Long before that, the Hindus saw Prakriti (Nature ) and Purusha (God) as aspects of the divine principle. This is the letimotif of Hinduism's beliefs, the basis of its pluralism, its all embracing tolerance. The divine principle is Infinite and therefore limitless. It is not ONLY this or ONLY that. It can be worshipped in a variety of modes and the Rig Vedic mode set a precedent for Hinduism for all time to come.

 

 

Hence, the inner connection between the Saraswati and Vedic thought is not to be limited to a geographical nexus. The rediscovery of the 'lost' river is a joyful reaffirmation of the Vedic truths propounded on the banks of the Saraswati-Sindhu by sages and seers of the Veda.

 

 

The current present day controversy around the Saraswati and the composition of the Rig Veda by the indigenous people of India is a challenging and many ways a welcome one since Hindu/Indian scholars are tested in their mettle at the deepest and foundational level of their culture and religion.
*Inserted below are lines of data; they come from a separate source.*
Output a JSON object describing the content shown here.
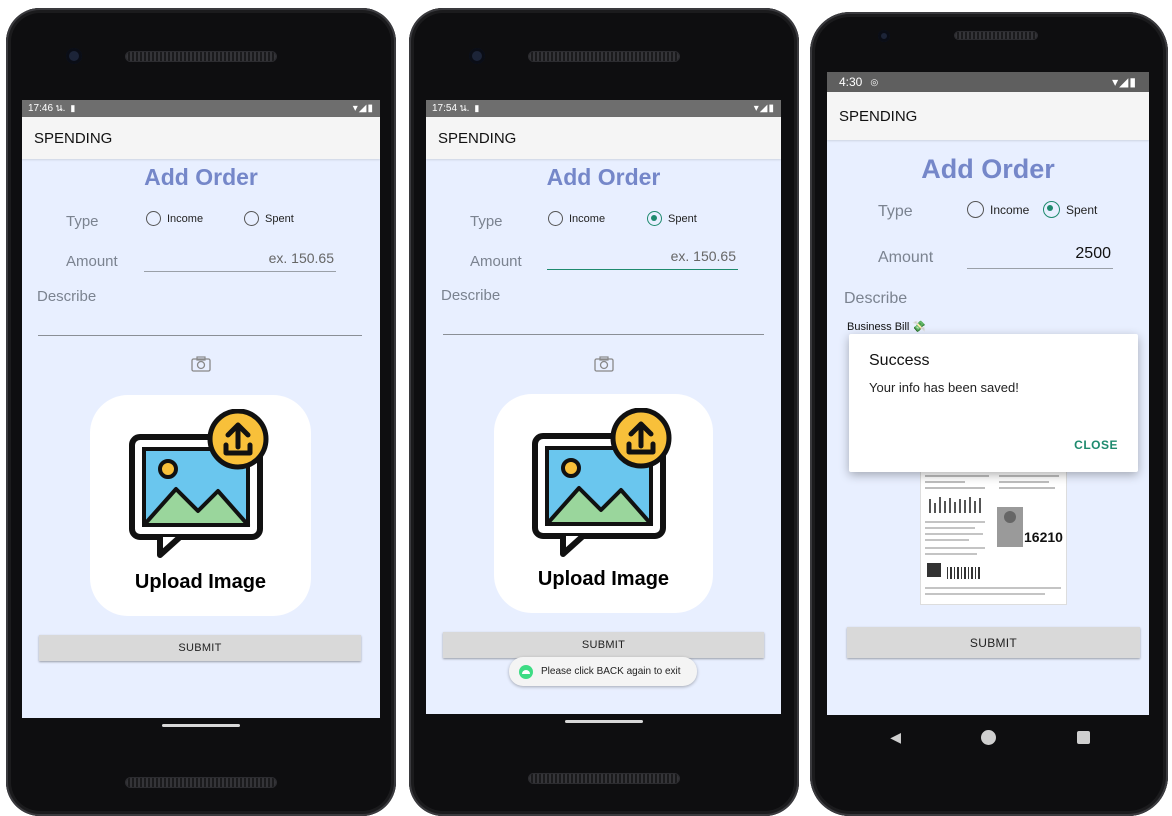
{
  "screens": [
    {
      "status_time": "17:46 น.",
      "app_title": "SPENDING",
      "heading": "Add Order",
      "type_label": "Type",
      "radio_income": "Income",
      "radio_spent": "Spent",
      "selected": "none",
      "amount_label": "Amount",
      "amount_value": "ex. 150.65",
      "describe_label": "Describe",
      "upload_label": "Upload Image",
      "submit_label": "SUBMIT"
    },
    {
      "status_time": "17:54 น.",
      "app_title": "SPENDING",
      "heading": "Add Order",
      "type_label": "Type",
      "radio_income": "Income",
      "radio_spent": "Spent",
      "selected": "Spent",
      "amount_label": "Amount",
      "amount_value": "ex. 150.65",
      "describe_label": "Describe",
      "upload_label": "Upload Image",
      "submit_label": "SUBMIT",
      "toast": "Please click BACK again to exit"
    },
    {
      "status_time": "4:30",
      "app_title": "SPENDING",
      "heading": "Add Order",
      "type_label": "Type",
      "radio_income": "Income",
      "radio_spent": "Spent",
      "selected": "Spent",
      "amount_label": "Amount",
      "amount_value": "2500",
      "describe_label": "Describe",
      "describe_value": "Business Bill 💸",
      "submit_label": "SUBMIT",
      "receipt_amount": "16210",
      "dialog": {
        "title": "Success",
        "message": "Your info has been saved!",
        "close_label": "CLOSE"
      }
    }
  ],
  "colors": {
    "heading": "#7587c9",
    "accent": "#1e8a6e",
    "screen_bg": "#e8efff"
  }
}
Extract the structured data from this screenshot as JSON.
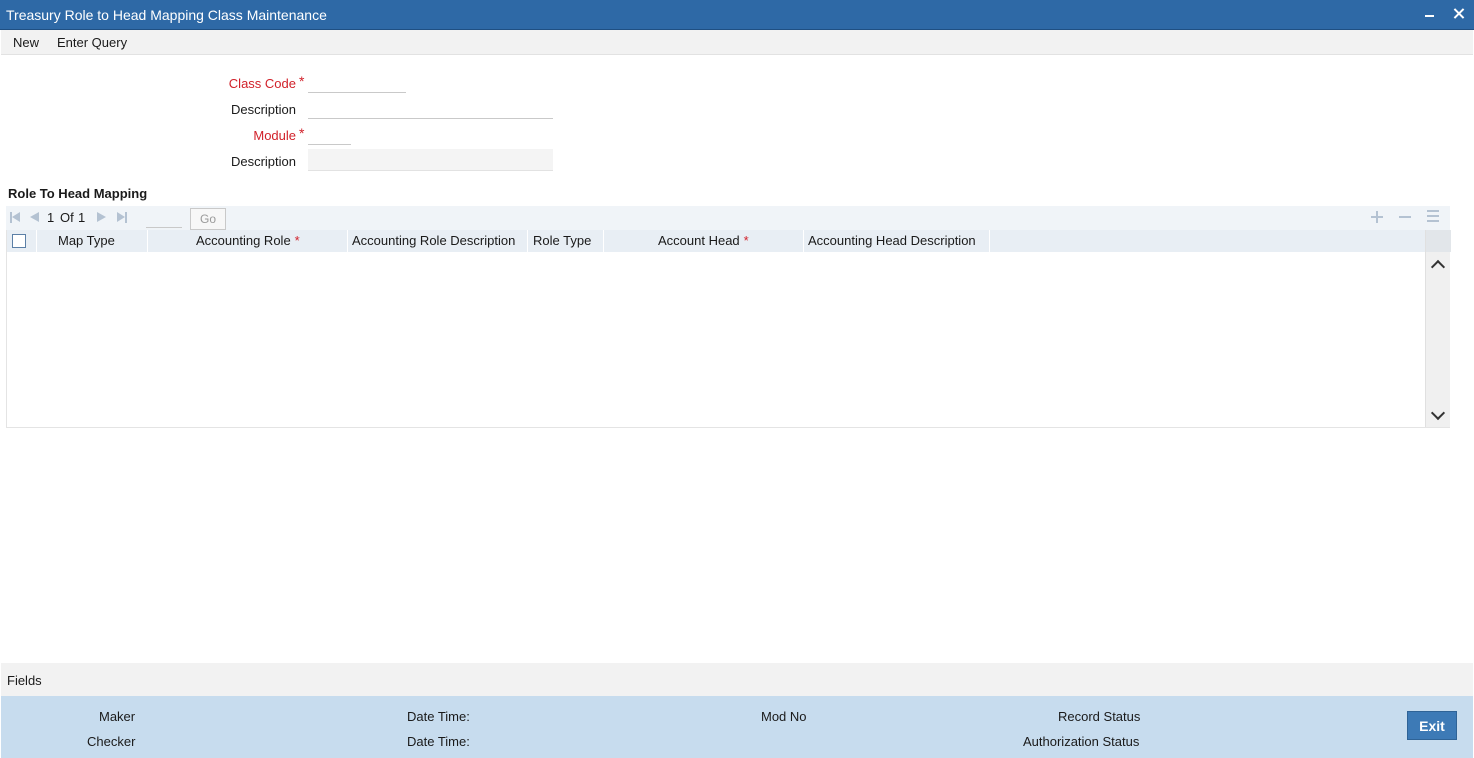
{
  "window": {
    "title": "Treasury Role to Head Mapping Class Maintenance"
  },
  "menu": {
    "items": [
      "New",
      "Enter Query"
    ]
  },
  "form": {
    "class_code": {
      "label": "Class Code",
      "value": "",
      "required": true
    },
    "class_description": {
      "label": "Description",
      "value": ""
    },
    "module": {
      "label": "Module",
      "value": "",
      "required": true
    },
    "module_description": {
      "label": "Description",
      "value": ""
    }
  },
  "section": {
    "title": "Role To Head Mapping"
  },
  "pagination": {
    "current": "1",
    "of_label": "Of",
    "total": "1",
    "go_label": "Go"
  },
  "grid": {
    "columns": [
      {
        "label": "Map Type",
        "required": false
      },
      {
        "label": "Accounting Role",
        "required": true
      },
      {
        "label": "Accounting Role Description",
        "required": false
      },
      {
        "label": "Role Type",
        "required": false
      },
      {
        "label": "Account Head",
        "required": true
      },
      {
        "label": "Accounting Head Description",
        "required": false
      }
    ],
    "required_marker": "*",
    "rows": []
  },
  "fields_bar": {
    "label": "Fields"
  },
  "footer": {
    "maker": "Maker",
    "checker": "Checker",
    "date_time_1": "Date Time:",
    "date_time_2": "Date Time:",
    "mod_no": "Mod No",
    "record_status": "Record Status",
    "authorization_status": "Authorization Status",
    "exit_label": "Exit"
  },
  "colors": {
    "titlebar": "#2e69a6",
    "required": "#d1212a",
    "footer": "#c7dcee",
    "exit_button": "#3d7ab6"
  }
}
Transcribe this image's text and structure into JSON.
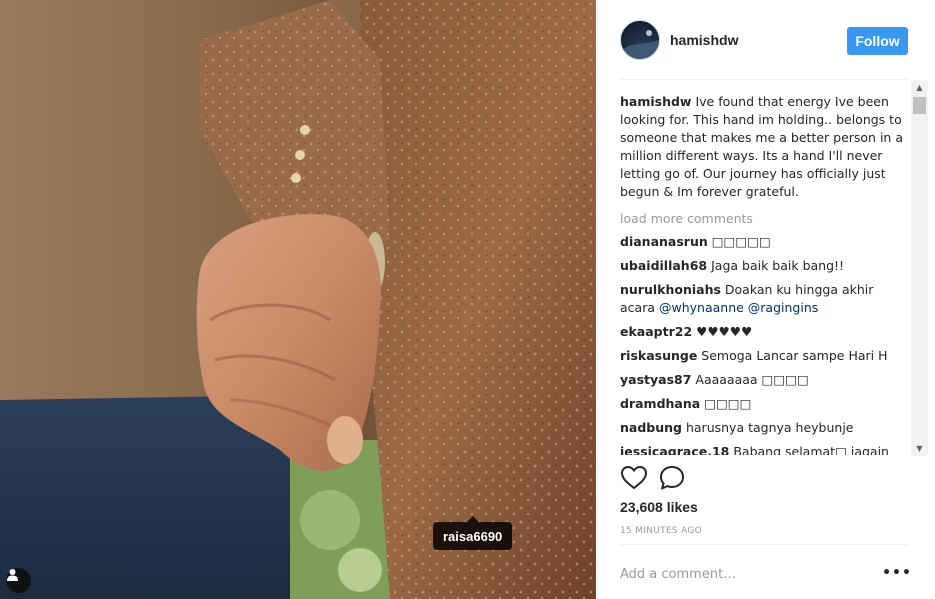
{
  "post": {
    "photo_alt": "",
    "tag_label": "raisa6690"
  },
  "header": {
    "username": "hamishdw",
    "follow_label": "Follow"
  },
  "caption": {
    "username": "hamishdw",
    "text": "Ive found that energy Ive been looking for. This hand im holding.. belongs to someone that makes me a better person in a million different ways. Its a hand I'll never letting go of. Our journey has officially just begun & Im forever grateful."
  },
  "load_more": "load more comments",
  "comments": [
    {
      "user": "diananasrun",
      "text": "□□□□□"
    },
    {
      "user": "ubaidillah68",
      "text": "Jaga baik baik bang!!"
    },
    {
      "user": "nurulkhoniahs",
      "text": "Doakan ku hingga akhir acara",
      "mentions": [
        "@whynaanne",
        "@ragingins"
      ]
    },
    {
      "user": "ekaaptr22",
      "text": "♥♥♥♥♥"
    },
    {
      "user": "riskasunge",
      "text": "Semoga Lancar sampe Hari H"
    },
    {
      "user": "yastyas87",
      "text": "Aaaaaaaa □□□□"
    },
    {
      "user": "dramdhana",
      "text": "□□□□"
    },
    {
      "user": "nadbung",
      "text": "harusnya tagnya heybunje"
    },
    {
      "user": "jessicagrace.18",
      "text": "Babang selamat□ jagain"
    }
  ],
  "stats": {
    "likes": "23,608 likes",
    "time": "15 MINUTES AGO"
  },
  "composer": {
    "placeholder": "Add a comment…",
    "more_label": "•••"
  },
  "icons": {
    "like": "heart-icon",
    "comment": "comment-bubble-icon",
    "user_tag": "user-silhouette-icon",
    "more": "ellipsis-icon"
  },
  "colors": {
    "accent": "#3897f0",
    "mention": "#003569",
    "muted": "#999999"
  }
}
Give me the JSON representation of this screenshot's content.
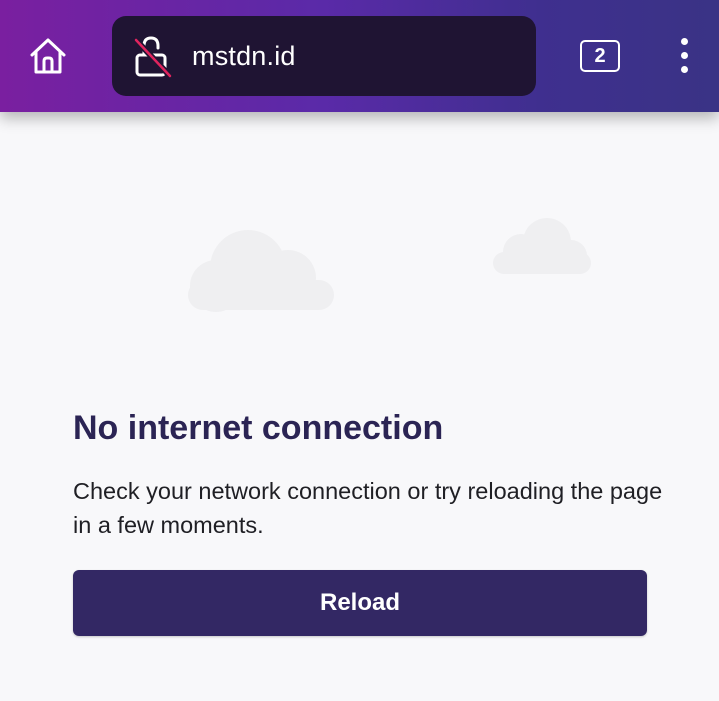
{
  "toolbar": {
    "home_icon": "home-icon",
    "security_icon": "lock-broken-icon",
    "url": "mstdn.id",
    "tab_count": "2",
    "menu_icon": "more-vertical-icon",
    "gradient_colors": [
      "#7a1fa0",
      "#5a2aa8",
      "#3a3385"
    ]
  },
  "error": {
    "title": "No internet connection",
    "message": "Check your network connection or try reloading the page in a few moments.",
    "reload_label": "Reload",
    "cloud_icon": "cloud-icon"
  },
  "colors": {
    "heading": "#2b2454",
    "button": "#332864",
    "background": "#f8f8fa",
    "cloud": "#efeff1",
    "lock_slash": "#e0245e"
  }
}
The discovery of some 2000 sites of what is formerly called the Indus Valley Civilisation, with almost 80 per cent of them being located at the site of Saraswati may indeed be the clinching argument for the continuity of Vedic civilization with the Indus Valley Civilisation, and its identity with that civilization. The new theorists have not only pointed out various similarities between the two cultures, but also the intimate connection of various beliefs and cultural habits between the Indus Valley Civilisation and the Vedic, a connection which can be seen even today in the Indian subcontinent.

 

 

The controversy may rage on between the Aryanists and the New Theorists but with the accumulating evidence centered round the rediscovery of the Saraswati, the latter seem to be winning out.

 

 

What is of importance is the opportunity provided to contemporary Indians to give new meaning to the alternative names given to the subcontinent and its rivers. After all, it was the Greeks who called the Sindhu, the river Indus. And Bharata Varsha, Hindustan and Bharat can be equally be used for the more modern India. Further, there is the message of the Veda which can never be forgotten. This is the great civilisational advantage of being a Hindu and that responsibility is upon Hindus, since they have inherited an ancient and noble tradition that extols the importance of Bhu (Earth), and the interconnected-ness of all life, cosmic and terrestrial.

 

 

In the end, that is Saraswati's message to all Hindus and all Indians who are part of the Indian subcontinent. It is also the message for all humanity in the New Age.

 

 

(The writer taught Political Philosophy at a Canadian university.)